Le chef d’Etat centrafricain veut faire passer le projet de réforme constitutionnelle dès juillet à l’Assemblée nationale. Son président, Simplice Mathieu Sarandji, ne peut s’opposer, malgré ses réticences, au texte qui pourrait ouvrir la voie à un troisième mandat de Touadéra.

Edition du 15/06/2022 Lecture 2 minutes

Le président Faustin-Archange Touadéra veut aller vite pour sa réforme constitutionnelle. Le projet de convocation d’une session extraordinaire de l’Assemblée dès le mois de juillet tient désormais la corde. Les députés de la majorité sont d’ailleurs priés de ne pas trop s’éloigner de Bangui.

Ainsi, la semaine dernière, le Bureau de l’Assemblée, composé en majorité de députés du Mouvement des cœurs unis (MCU), a jugé la réforme constitutionnelle recevable, ouvrant la possibilité d’inscrire la proposition de loi constitutionnelle à l’ordre du jour de l’Assemblée.

En l’absence d’un Sénat, prévu par la constitution de 2016 mais pas encore mis en place, la seule Assemblée nationale peut engager des réformes conditionnelles.

Les hommes du président

Le processus avance donc sans accroc. Si le président de l’Assemblée nationale Simplice Mathieu Sarandji ne cache pas sa réticence, du fait de ses propres ambitions présidentielles pour 2026, il ne semble pas en mesure de s’opposer au processus législatif. A ce titre, une destitution de Sarandji du perchoir de l’Assemblée nationale, hypothèse qui court ces derniers temps à Bangui, ne serait même plus nécessaire.

L’homme qui s’assure du bon cheminement du texte est Evariste Ngamana, proche du chef de l’Etat et vice-président de l’Assemblée, qui s’impose de plus en plus comme le véritable patron de celle-ci.
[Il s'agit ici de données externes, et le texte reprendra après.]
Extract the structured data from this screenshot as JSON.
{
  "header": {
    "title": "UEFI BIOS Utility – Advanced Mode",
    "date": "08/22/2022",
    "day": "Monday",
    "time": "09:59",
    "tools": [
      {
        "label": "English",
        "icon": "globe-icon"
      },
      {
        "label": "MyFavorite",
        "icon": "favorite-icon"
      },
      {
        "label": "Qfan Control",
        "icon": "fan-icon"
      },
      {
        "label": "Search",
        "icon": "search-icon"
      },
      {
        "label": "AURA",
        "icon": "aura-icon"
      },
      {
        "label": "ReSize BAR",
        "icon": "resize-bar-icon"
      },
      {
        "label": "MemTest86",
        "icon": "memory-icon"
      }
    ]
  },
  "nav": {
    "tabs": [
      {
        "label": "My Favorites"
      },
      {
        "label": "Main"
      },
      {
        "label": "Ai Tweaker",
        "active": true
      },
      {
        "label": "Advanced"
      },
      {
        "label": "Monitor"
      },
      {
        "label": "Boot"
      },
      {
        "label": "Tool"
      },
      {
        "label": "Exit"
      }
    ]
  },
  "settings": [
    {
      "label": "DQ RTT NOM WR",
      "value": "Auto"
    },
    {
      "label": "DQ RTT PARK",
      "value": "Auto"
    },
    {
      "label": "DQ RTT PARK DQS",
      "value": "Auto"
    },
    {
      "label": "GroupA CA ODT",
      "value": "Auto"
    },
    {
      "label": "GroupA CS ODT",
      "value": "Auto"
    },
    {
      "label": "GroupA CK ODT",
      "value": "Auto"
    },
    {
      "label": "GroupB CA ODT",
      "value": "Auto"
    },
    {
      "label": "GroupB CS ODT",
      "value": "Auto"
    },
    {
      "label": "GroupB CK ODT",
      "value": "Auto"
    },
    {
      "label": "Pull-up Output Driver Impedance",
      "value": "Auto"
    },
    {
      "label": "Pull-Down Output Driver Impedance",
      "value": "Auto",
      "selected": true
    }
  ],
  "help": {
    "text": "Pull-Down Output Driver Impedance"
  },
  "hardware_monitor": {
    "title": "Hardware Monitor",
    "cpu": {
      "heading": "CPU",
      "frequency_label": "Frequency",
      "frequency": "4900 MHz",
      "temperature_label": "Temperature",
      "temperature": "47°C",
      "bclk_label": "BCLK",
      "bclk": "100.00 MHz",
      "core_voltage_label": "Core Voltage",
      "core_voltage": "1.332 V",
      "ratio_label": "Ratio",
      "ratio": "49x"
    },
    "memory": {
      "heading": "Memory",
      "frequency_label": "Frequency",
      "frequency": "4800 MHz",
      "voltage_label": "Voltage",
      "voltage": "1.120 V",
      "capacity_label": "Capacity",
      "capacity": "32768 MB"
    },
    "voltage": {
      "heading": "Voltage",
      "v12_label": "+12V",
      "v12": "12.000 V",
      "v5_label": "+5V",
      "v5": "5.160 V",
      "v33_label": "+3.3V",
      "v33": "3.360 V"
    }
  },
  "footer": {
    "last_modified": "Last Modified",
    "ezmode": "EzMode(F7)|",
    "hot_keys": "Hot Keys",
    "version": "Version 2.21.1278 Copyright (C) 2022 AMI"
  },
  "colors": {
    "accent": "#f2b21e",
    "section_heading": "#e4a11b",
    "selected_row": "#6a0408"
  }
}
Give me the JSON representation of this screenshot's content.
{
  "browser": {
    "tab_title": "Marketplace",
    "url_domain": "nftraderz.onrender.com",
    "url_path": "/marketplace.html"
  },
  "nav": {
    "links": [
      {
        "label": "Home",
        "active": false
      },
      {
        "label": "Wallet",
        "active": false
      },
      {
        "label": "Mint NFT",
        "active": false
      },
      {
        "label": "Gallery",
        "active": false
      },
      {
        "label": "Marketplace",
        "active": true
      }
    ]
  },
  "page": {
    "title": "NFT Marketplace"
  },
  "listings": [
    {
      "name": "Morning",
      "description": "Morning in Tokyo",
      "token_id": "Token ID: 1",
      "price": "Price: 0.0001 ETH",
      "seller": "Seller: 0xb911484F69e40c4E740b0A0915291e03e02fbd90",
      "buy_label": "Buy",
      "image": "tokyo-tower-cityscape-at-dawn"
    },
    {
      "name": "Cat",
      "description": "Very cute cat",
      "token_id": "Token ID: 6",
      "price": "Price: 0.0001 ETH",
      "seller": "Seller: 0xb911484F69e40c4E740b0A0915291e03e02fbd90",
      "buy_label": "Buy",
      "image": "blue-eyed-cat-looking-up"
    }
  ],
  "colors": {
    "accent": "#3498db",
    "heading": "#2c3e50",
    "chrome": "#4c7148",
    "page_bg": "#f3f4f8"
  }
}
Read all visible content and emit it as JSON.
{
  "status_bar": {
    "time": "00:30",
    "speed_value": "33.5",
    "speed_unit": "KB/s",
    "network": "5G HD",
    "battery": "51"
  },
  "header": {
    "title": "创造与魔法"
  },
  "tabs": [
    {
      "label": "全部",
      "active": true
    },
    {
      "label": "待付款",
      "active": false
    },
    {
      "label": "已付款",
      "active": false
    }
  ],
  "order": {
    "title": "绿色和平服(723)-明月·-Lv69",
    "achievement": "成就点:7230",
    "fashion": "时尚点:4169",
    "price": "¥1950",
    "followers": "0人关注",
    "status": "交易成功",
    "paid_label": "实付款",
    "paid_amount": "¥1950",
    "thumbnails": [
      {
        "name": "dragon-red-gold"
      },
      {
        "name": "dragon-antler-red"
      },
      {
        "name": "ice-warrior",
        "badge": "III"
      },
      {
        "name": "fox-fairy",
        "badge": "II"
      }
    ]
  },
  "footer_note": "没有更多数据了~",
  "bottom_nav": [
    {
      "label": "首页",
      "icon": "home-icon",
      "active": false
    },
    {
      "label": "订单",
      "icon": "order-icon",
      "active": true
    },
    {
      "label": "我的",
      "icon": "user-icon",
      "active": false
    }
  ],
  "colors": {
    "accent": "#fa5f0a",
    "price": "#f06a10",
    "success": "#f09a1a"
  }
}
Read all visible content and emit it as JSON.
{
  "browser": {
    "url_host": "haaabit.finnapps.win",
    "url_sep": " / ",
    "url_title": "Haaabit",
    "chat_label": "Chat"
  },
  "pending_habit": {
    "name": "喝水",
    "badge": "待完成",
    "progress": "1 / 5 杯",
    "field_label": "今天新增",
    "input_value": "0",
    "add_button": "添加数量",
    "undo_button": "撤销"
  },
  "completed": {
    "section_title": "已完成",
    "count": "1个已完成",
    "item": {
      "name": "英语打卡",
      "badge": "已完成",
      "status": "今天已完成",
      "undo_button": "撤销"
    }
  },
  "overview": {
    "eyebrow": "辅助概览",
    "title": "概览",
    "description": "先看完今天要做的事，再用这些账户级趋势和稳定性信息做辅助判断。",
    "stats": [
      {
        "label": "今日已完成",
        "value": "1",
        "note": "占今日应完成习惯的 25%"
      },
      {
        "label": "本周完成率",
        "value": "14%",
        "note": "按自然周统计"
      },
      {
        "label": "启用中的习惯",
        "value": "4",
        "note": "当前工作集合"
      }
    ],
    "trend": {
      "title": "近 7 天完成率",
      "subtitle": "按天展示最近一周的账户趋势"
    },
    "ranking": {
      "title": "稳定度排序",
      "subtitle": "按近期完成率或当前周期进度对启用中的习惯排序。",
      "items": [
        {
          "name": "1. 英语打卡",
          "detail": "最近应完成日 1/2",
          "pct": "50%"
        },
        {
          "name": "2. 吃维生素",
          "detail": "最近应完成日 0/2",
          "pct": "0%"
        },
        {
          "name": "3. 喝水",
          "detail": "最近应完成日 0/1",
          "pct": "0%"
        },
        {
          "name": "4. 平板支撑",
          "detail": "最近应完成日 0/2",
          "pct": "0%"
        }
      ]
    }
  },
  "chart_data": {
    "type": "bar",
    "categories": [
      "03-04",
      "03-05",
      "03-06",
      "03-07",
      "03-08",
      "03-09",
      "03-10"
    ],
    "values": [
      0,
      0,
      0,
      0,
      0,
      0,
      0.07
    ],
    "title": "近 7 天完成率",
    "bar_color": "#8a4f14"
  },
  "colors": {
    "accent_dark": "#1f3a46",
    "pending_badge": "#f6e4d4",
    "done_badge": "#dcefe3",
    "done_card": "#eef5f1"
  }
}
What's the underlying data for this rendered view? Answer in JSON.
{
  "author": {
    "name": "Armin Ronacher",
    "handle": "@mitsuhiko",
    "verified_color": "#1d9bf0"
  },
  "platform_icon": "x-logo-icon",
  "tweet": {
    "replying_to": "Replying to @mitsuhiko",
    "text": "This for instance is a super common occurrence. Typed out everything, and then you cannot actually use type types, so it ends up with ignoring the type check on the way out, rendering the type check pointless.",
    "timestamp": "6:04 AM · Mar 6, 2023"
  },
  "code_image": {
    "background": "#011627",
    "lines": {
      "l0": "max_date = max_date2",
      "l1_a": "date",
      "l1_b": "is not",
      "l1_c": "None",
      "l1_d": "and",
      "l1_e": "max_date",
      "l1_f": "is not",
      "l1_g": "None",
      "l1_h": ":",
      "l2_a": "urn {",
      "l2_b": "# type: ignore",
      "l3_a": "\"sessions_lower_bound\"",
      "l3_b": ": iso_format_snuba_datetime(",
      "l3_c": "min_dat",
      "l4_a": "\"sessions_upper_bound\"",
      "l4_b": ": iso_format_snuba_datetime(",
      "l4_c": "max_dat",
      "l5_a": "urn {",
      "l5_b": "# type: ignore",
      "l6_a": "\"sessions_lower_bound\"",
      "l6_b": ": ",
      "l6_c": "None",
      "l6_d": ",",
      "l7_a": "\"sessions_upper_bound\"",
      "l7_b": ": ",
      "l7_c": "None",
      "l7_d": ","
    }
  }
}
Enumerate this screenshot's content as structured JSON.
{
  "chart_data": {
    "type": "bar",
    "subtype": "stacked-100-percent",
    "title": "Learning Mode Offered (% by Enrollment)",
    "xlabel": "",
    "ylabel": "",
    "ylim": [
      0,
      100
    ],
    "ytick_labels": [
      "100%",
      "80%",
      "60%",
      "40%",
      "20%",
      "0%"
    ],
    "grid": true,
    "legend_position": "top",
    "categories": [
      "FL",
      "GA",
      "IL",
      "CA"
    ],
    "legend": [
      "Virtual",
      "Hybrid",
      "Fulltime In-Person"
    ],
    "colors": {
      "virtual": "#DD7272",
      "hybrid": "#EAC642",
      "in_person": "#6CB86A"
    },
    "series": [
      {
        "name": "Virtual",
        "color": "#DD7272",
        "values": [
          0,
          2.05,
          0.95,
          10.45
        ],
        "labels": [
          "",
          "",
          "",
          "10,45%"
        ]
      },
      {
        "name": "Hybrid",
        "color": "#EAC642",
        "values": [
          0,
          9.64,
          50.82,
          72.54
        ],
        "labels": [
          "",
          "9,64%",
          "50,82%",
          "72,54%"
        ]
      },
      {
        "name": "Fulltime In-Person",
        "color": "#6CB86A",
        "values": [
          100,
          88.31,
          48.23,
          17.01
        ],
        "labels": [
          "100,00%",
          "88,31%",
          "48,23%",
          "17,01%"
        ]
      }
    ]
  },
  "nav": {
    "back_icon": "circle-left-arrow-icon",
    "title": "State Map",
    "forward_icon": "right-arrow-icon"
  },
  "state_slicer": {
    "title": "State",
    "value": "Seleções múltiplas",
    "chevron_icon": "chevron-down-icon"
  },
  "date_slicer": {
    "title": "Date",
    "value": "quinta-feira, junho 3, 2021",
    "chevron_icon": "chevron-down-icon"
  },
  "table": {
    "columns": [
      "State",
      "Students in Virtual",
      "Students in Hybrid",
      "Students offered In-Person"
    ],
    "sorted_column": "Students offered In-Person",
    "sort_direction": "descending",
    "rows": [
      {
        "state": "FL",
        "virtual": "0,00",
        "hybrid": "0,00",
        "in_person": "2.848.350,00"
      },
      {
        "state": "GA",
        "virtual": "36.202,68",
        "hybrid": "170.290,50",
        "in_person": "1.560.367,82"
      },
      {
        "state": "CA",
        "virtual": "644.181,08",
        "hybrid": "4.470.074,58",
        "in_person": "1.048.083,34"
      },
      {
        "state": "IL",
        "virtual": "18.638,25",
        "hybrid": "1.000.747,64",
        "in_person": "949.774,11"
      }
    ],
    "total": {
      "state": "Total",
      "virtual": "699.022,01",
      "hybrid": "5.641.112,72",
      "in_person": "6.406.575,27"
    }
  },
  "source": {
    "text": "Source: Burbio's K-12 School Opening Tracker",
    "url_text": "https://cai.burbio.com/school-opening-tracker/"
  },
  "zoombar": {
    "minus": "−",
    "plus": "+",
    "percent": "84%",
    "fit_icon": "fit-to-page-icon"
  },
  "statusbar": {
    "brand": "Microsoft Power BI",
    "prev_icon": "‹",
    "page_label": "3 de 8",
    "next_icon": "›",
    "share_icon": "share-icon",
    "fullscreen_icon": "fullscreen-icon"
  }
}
Il est épaulé par le député Fleury Pabandji, l’un des trois questeurs. Tous deux sont des habitués des réunions stratégiques tenues à Damara avec le cercle restreint présidentiel.

Quant à la commission des institutions qui sera chargée d’étudier le texte, il est présidé par Brice Kevin Kakpayen, lui-même à l’origine de la proposition de loi, le président centrafricain se tenant officiellement à l’écart du texte. Kakpayen assure avoir le soutien des deux tiers des députés.

Création d’un poste de vice-président

Dans l’état actuel, la réforme constitutionnelle ferait sauter le verrou des deux mandats, permettant ainsi la création d’un poste de vice-président et d’une Chambre de la chefferie traditionnelle, et enfin réformerait le Sénat et la Cour constitutionnelle.

Ces derniers mois, Touadéra a personnellement reçu plusieurs juristes et constitutionnalistes, parmi lesquels une poignée de Français qu’il avait rencontrés lors d’un bref séjour à Paris à l’automne, sans que ces rendez-vous puissent être directement liés à la réforme en cours.